L'anacyclose (en grec ancien : ἀνακύκλωσις) est une théorie politique au sujet du caractère cyclique de la succession des régimes politiques.

Concept[modifier | modifier le code]

L'anacyclose désigne un changement récurrent de régimes politiques sous la forme d'un cycle[1].

Utilisations[modifier | modifier le code]

Chez Platon[modifier | modifier le code]

Le concept d'anacyclose est mis en avant en premier par Platon. Dans le livre VIII (545a-546b) de la République, l'auteur classifie les régimes politiques et soutient que des régimes qui sont faibles de manière inhérente se corrompent successivement[2]. Le philosophe décrit quatre formes de cités et d’hommes injustes correspondant à quatre degrés de corruption de la justice, qui sont énumérés en 544c : timocratie (timarchie), oligarchie, démocratie et tyrannie.

Chez Aristote[modifier | modifier le code]

Aristote fonde sa compréhension de l'alternance des régimes politiques sur une observation empirique des cycles de révolutions dans les cités-États de la Grèce de son temps[3]. Il ne considère pas la démocratie comme un régime particulièrement plus vertueux que les autres qui composent le cycle[4].

Chez Polybe[modifier | modifier le code]

L'anacyclose est ensuite développée par l'historien grec Polybe de Mégalopolis[5]. Celui-ci étend le cycle à six phases, qui font basculer la monarchie dans la tyrannie, à laquelle fait suite l'aristocratie qui se dégrade en oligarchie, puis vient la démocratie, qui entend remédier à l'oligarchie, mais sombre, dans une sixième phase, dans le pire des régimes qui est l'ochlocratie, où il ne reste plus qu'à attendre l'homme providentiel qui reconduira à la monarchie[6].

Polybe a une vision déterministe du cycle des régimes, qui fait partie, selon lui, de l'ordre du temps[7]. Il prévoit que toute constitution finit par être remplacée par une autre, une domination par une autre, et ce sous la forme d'un cycle éternel[8].

Chez Cicéron[modifier | modifier le code]

La théorie est admise par Cicéron dans le De Republica[9]. Il s'affranchit toutefois des jugements de valeur de ses prédécesseurs. Il affirme la monarchie supérieure en tant qu'elle est une forme pure de l'imperium; il montre toutefois le besoin d'une temperatio imperii pour modérer le pouvoir[10].

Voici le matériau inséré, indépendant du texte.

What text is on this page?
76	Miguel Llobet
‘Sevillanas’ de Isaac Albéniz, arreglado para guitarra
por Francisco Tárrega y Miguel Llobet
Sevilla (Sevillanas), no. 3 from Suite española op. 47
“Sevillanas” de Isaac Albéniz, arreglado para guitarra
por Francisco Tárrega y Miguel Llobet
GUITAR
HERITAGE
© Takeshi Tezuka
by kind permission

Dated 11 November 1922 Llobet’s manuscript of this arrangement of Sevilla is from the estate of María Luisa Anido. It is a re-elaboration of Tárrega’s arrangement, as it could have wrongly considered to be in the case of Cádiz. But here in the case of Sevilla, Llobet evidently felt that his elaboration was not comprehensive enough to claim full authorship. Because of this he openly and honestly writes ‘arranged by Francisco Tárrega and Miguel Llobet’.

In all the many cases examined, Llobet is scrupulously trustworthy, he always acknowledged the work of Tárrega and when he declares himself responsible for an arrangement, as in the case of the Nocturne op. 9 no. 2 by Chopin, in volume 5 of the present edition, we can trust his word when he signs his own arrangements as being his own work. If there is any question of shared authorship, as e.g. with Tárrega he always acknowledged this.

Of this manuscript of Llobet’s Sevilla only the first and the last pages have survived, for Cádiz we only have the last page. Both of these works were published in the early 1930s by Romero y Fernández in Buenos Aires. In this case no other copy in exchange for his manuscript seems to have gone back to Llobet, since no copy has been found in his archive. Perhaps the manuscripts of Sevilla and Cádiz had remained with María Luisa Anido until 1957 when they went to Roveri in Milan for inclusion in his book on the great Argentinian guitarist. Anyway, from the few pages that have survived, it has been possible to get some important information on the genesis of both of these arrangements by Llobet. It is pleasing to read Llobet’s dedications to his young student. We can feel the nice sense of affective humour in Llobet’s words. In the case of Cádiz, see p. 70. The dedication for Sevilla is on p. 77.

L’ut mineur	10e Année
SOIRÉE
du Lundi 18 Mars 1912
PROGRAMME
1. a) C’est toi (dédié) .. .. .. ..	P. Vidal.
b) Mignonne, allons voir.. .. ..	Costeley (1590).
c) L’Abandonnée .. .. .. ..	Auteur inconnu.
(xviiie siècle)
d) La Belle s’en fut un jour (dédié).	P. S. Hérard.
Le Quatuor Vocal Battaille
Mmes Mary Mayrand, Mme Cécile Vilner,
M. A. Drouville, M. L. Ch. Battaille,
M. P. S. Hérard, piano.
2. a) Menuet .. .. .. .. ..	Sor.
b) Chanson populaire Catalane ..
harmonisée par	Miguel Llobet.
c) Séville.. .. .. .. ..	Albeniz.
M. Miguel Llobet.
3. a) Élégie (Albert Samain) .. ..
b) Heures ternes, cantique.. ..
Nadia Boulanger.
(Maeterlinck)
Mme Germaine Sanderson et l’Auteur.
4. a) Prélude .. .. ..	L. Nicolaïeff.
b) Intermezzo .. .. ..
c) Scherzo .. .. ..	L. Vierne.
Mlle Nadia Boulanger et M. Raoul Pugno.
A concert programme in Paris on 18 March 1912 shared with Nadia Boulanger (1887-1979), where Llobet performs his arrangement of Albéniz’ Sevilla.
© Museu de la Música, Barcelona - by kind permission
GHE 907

Chez Machiavel[modifier | modifier le code]

Elle est ensuite reprise par Nicolas Machiavel dans les Discours sur la première décade de Tite-Live, au deuxième chapitre du premier livre. Il réutilise la démonstration de Polybe, qu'il a beaucoup lu, en la modifiant[11]. Machiavel considère toutefois l'alternance des régimes comme due principalement au hasard. Il écrit ainsi : « ces variations de gouvernements naissent au hasard parmi les hommes » ; il n'y a pas de déterminisme surplombant. En soutenant cela, Machiavel libère le temps politique d'un temps qui serait inscrit dans la nature et supérieur à lui[7]. Sa position se veut donc terre-à-terre et empirique. L'anacyclose de Machiavel se détache de l'anacyclose cosmique[12].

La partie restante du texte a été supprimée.